Aomi (青海) is an area in Kōtō, Tokyo, Japan. Its subdivisions consist of Aomi 1, 2, 3 and 4 chome. Aomi is part of Tokyo Bay Landfill #13 and Tokyo Rinkai Satellite City Center.

Many important facilities are located in Aomi, such as the Miraikan scientific museum, and National Institute of Technology. It was also formerly home to Palette Town (which included VenusFort shopping mall, the 115 m Daikanransha Ferris wheel, Zepp Tokyo music hall, Megaweb - the exhibition hall of Toyota). There is a large seaport facility area of the Port of Tokyo (Aomi dock) and Aomi container terminal. More than a half of the Aomi 2 chome area is dedicated to the port and cargo storage.

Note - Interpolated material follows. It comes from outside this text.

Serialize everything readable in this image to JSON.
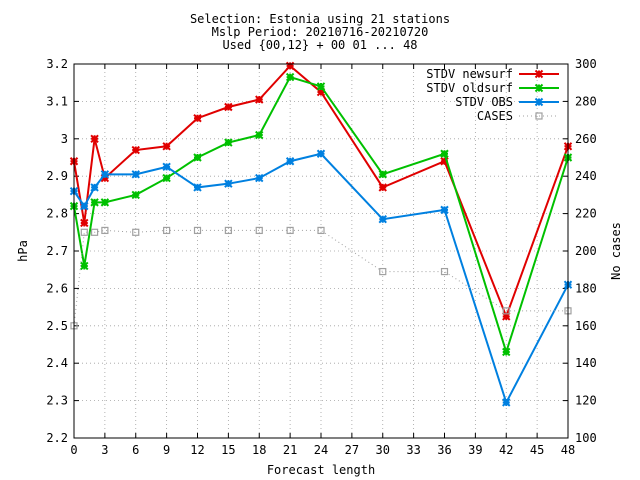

The land of whole Aomi area had been reclaimed from the sea after 1946, thus all trees have been planted and there are no large animals except for stray cats. Several kinds of wild birds and fishes can be observed.

==Education==
Koto Ward Board of Education operates public elementary and junior high schools.

Ariake Nishi Gakuen (有明西学園) is the zoned public elementary school, and the zoned public junior high school.

== Culture ==
The Toyota Arena Tokyo was opened in September 2025 and became the home stadium of basketball team Alvark Tokyo. It has a capacity of around 10 thousand people.